The article summarizes several research studies that together lead to the following conclusions. Some people seem to be addicted to tanning. This addiction seems to have a physiological basis, in that exposure to sunlight produces endorphins that make a person feel better. Some of the researchers postulate that in past human history--before there were nutritional and pharmaceutical alternatives--this physiological mechanism may have been important in motivating people to get more sunlight in order to ensure adequate intake of vitamin D.

Now, I might quibble with some of the minor problems with aspects of one or more of the studies. One study, for example, tested people who were already addicted to tanning. To draw broad conclusions (about humans in general) from such a biased sample is problematic. Nonetheless, I am willing to accept the conclusions outlined above.

So what's the problem? Just this... The research has everything to do with physiology and nothing to do with evolution. The finding that humans are physiologically adapted in a way that encourages them to obtain adequate vitamin D through sunlight neither provides any support for evolutionary theory nor depends upon evolution being true. Other ideas about human origins (special creation, intelligent design) accomodate this finding equally (or, indeed, better).

This problem in thinking is far worse, of course, when it is published in college or graduate textbooks. In his book, Darwin's Black Box, Michael Behe relates that many graduate level biochemistry textbooks pay lip servive to evolution in the introduction. But then evolution doesn't appear anywhere else in the book, and that for two reasons: 1) the relatively new field of biochemistry provides absolutely no evidential support for the theory of evolution (quite the opposite is the case, and that's the thesis of Behe's book), and 2) evolutionary theory doesn't offer any help in understanding biochemistry--one can understand graduate level biochemistry without any foundation in evolutionary theory.

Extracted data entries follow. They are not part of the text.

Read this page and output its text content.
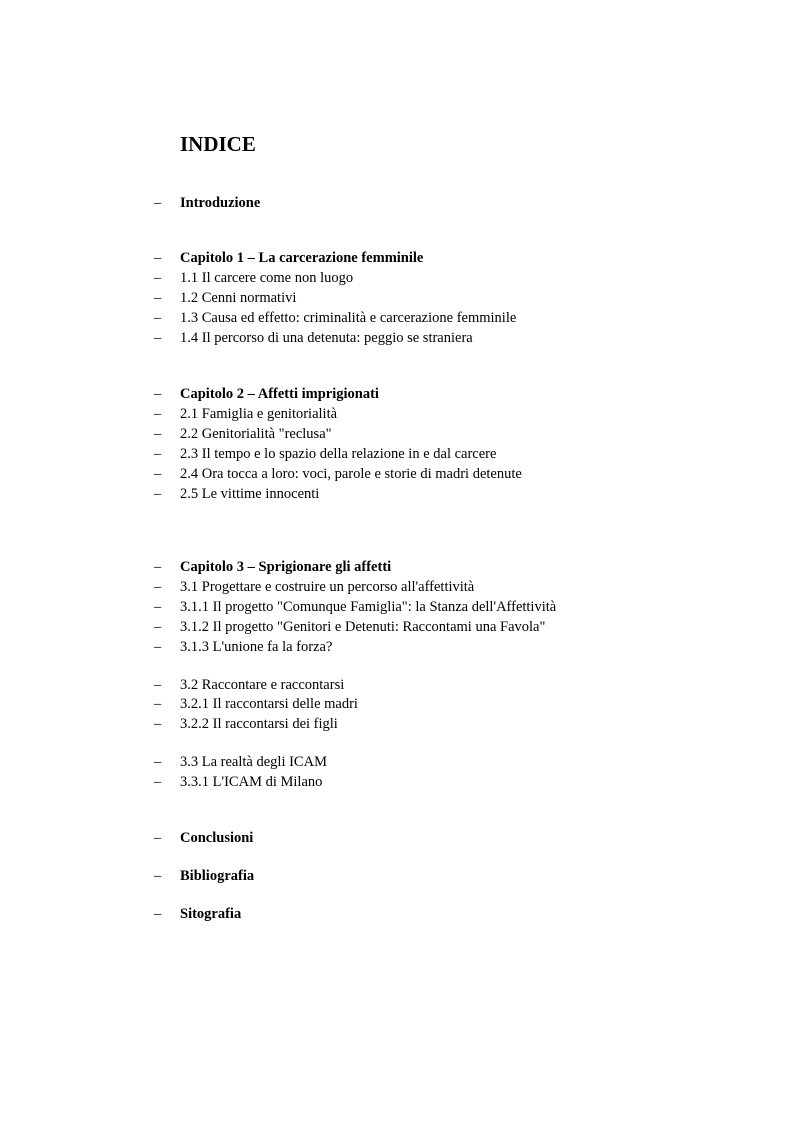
INDICE
– Introduzione
– Capitolo 1 – La carcerazione femminile
– 1.1 Il carcere come non luogo
– 1.2 Cenni normativi
– 1.3 Causa ed effetto: criminalità e carcerazione femminile
– 1.4 Il percorso di una detenuta: peggio se straniera
– Capitolo 2 – Affetti imprigionati
– 2.1 Famiglia e genitorialità
– 2.2 Genitorialità "reclusa"
– 2.3 Il tempo e lo spazio della relazione in e dal carcere
– 2.4 Ora tocca a loro: voci, parole e storie di madri detenute
– 2.5 Le vittime innocenti
– Capitolo 3 – Sprigionare gli affetti
– 3.1 Progettare e costruire un percorso all'affettività
– 3.1.1 Il progetto "Comunque Famiglia": la Stanza dell'Affettività
– 3.1.2 Il progetto "Genitori e Detenuti: Raccontami una Favola"
– 3.1.3 L'unione fa la forza?
– 3.2 Raccontare e raccontarsi
– 3.2.1 Il raccontarsi delle madri
– 3.2.2 Il raccontarsi dei figli
– 3.3 La realtà degli ICAM
– 3.3.1 L'ICAM di Milano
– Conclusioni
– Bibliografia
– Sitografia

We live in a culture and age where making an appeal (no matter how irrelevant) to "evolution" lends one (whether reporter, headline writer, or academician) a superficial veneer of sophistication or credibility that simply telling the facts would not. The situation would seem to be an eerie parallel to that of the folks in "The Emperor's New Clothes" who praised the monarch's suit even though he hadn't anything on.

So next time you read of an appeal to evolution, check closely. You're likely to find that the appeal is mere rhetoric, and that the evidence being discussed neither depends upon evolution's being true nor provides any unambiguous support for this uncritically popular theory.